Surely, all the institutions of the modern state share this purpose. That is why we have laws against child abuse at all — because it’s wrong; that is why there are laws with an explicitly pedagogical purpose, such as the hate-crime laws. The State itself claims moral authority. This is why the conditions in our prisons are so completely shaming. And every appeal to “fundamental British values” — still more the demand that they be taught in secular schools — is an explicit statement of right and wrong.
YOU can say that religious institutions are unique in that their victims tend to trust them. But I’m not entirely sure that that’s true, now. People are supposed to trust the social services as well. But the last IICSA report to come out dealt with the terrible failings of Lambeth Council in the 1970s: “It is hard to comprehend the cruelty and sexual abuse inflicted on children in the care of Lambeth Council over many years, by staff, by foster carers and their families, and by volunteers in residential settings.”
The biggest of the Council’s children’s homes was the subject of allegations against 177 members of staff or individuals connected with the home, involving at least 529 former residents. The report continues: “The true scale of the sexual abuse against children in Lambeth Council’s care . . . is certain to be significantly higher than is formally recorded.”
These are figures far worse than anything proved or even alleged against a religious body of comparable size. But they will never get covered in the way in which the scandal of the Magdalene laundries was covered in Ireland. As Noel Annan wrote about the tergiversations of the New Statesman at the time of Munich, when it was arguing simultaneously for standing up to Hitler and against rearmament: “We do not demand consistency in our favourite journals. We want reassurance; and the best editors are casuists.”
The internet, about which I was grumbling two weeks ago (Press, 27 August), has only amplified a process of collective self-delusion which was well under way in 1938.

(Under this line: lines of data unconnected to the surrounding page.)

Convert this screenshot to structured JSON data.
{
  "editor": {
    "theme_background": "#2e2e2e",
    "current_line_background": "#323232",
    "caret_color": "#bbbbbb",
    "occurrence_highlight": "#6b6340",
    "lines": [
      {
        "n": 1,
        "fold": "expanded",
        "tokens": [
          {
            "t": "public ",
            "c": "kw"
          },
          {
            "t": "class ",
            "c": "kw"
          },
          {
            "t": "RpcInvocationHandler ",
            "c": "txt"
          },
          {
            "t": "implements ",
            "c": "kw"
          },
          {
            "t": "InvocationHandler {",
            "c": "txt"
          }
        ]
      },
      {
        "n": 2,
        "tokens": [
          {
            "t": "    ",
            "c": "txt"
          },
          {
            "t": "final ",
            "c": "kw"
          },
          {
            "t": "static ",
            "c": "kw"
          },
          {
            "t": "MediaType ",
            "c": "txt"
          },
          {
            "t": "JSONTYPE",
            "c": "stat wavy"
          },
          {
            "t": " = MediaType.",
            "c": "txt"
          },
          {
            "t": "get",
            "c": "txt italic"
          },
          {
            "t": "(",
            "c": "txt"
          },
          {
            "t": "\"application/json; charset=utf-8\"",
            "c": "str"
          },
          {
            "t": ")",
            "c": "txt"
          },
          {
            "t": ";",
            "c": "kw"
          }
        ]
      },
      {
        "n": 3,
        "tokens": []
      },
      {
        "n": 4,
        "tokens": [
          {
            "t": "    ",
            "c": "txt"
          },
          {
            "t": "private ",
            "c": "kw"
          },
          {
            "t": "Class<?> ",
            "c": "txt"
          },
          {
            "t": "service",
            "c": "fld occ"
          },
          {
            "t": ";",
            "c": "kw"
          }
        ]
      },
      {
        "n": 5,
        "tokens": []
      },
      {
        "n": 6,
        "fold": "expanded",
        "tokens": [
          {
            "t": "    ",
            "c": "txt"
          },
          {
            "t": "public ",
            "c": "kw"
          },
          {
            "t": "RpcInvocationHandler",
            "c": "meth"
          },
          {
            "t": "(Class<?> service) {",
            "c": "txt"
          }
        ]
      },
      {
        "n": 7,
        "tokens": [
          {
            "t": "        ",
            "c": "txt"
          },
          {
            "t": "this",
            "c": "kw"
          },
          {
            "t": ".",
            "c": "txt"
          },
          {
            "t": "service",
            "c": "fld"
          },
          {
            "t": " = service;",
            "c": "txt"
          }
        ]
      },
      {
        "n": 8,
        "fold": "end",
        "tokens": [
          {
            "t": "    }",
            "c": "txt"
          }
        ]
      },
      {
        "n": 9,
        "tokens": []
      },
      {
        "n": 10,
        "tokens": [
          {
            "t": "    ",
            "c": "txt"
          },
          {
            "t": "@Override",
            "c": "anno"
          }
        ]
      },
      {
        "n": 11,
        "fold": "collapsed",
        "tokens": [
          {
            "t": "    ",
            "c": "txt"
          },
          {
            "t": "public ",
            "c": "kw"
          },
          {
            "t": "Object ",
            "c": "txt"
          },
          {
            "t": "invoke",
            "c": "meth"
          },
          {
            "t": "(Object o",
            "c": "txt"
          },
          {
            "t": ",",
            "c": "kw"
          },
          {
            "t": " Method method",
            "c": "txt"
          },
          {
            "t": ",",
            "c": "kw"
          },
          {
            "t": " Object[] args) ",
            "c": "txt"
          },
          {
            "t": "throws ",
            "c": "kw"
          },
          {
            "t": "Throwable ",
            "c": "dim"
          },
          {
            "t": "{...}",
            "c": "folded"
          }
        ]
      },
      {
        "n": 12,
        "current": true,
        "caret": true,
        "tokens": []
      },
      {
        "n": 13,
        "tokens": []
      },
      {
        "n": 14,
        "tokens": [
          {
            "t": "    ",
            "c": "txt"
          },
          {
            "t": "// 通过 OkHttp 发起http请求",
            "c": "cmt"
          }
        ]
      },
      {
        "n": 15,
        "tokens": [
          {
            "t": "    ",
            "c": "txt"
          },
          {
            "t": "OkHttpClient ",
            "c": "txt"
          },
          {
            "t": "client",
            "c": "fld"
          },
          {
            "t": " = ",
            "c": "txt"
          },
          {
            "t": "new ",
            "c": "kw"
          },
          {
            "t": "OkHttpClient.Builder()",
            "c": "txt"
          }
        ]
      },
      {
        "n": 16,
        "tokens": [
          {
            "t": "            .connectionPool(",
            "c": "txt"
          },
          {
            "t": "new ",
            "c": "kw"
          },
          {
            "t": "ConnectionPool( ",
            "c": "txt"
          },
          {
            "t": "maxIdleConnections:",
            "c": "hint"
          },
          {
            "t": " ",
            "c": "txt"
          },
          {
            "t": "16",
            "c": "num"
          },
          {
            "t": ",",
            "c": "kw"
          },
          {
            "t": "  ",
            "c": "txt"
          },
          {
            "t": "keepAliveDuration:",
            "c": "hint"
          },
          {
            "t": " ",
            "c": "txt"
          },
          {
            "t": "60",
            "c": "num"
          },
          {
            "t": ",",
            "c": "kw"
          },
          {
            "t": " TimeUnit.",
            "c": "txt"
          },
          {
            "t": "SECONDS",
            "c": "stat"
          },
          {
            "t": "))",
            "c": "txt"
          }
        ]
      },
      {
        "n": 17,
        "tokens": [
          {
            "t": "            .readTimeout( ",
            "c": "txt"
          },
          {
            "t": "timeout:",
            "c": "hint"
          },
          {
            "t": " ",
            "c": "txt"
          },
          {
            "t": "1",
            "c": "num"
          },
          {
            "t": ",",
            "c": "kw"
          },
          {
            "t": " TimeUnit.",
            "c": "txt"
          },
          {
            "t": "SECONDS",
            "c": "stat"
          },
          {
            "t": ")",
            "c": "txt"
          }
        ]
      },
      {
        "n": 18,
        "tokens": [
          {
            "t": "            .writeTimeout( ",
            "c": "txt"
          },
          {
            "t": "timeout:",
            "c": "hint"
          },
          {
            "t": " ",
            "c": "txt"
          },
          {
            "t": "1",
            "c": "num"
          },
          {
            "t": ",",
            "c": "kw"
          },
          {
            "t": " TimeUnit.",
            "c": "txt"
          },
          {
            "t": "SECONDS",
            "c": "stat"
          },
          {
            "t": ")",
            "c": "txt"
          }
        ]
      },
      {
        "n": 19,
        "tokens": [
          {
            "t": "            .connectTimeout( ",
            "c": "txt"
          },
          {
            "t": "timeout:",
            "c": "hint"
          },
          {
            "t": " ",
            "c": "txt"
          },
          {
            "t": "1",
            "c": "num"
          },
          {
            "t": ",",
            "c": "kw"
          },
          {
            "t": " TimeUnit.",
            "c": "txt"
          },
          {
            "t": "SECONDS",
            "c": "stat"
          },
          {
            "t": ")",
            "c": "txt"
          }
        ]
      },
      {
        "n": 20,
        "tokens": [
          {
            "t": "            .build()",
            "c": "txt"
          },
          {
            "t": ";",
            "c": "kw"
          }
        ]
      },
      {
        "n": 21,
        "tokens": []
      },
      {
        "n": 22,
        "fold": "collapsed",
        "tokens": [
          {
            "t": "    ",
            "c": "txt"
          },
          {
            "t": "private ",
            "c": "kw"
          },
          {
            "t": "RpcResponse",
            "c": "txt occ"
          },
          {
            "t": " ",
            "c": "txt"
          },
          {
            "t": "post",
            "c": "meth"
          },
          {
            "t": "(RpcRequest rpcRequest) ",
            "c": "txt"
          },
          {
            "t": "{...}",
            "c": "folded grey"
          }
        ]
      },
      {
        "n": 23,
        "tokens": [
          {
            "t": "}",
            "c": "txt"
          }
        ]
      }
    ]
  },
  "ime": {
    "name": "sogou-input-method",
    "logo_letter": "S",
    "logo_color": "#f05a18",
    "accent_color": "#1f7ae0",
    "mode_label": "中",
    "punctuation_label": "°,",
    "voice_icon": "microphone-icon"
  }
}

THEN there was a fantastically confused piece by Matthew Syed in The Sunday Times, vaguely knotting together the IICSA report with the 20th anniversary of 9/11: “From the aftermath of 9/11 until today, we have colluded in the pretence that the motives of religious terrorists have nothing to do with religion. Barack Obama, talking about Isis, said that its creed ‘is not Islamic’. Tony Blair said that suicide bombers do not subscribe to Islam but to a ‘false’ interpretation of it.
“What does it even mean to say that some interpretations of Islam are ‘true’ and others ‘false’? When scientists disagree, they perform experiments to resolve the dispute. This is why science, on the whole, converges upon better, more explanatory theories.
“How do Muslims resolve disputes? When a Shia says that a Sunni is an impostor or an Isis warrior says the Taliban are infidels, who is correct? As far as I can see, disagreement involves little more than restating one’s own interpretation of an ancient text or appealing to divine revelation.”
The whole conceit depends on the assumption that “we”, whoever “we” are, do things entirely differently, and run our societies scientifically, on the basis of uncontroversial rationality. No evidence is offered for this, perhaps because none is possible. The idea that it is the other side who are the tribal ones is the foundation of almost everything written in defence of liberalism these days.
None the less, his prescription is that “We should be more confident in combating online madrassas, extremist schools, and other forums of indoctrination. . . For the greatness of liberal societies is predicated not upon dogma but pluralism in values, a willingness to live alongside those who disagree, and to embrace the paradox that our most cherished opinions may one day be superseded.”
Certainly this passes the Annan test, in that it lacks even the appearance of consistency. But I worry that there must be people who find it reassuring as well. The problems of liberal democracy cannot, in fact, be solved by the mindless incantation of contradictory slogans.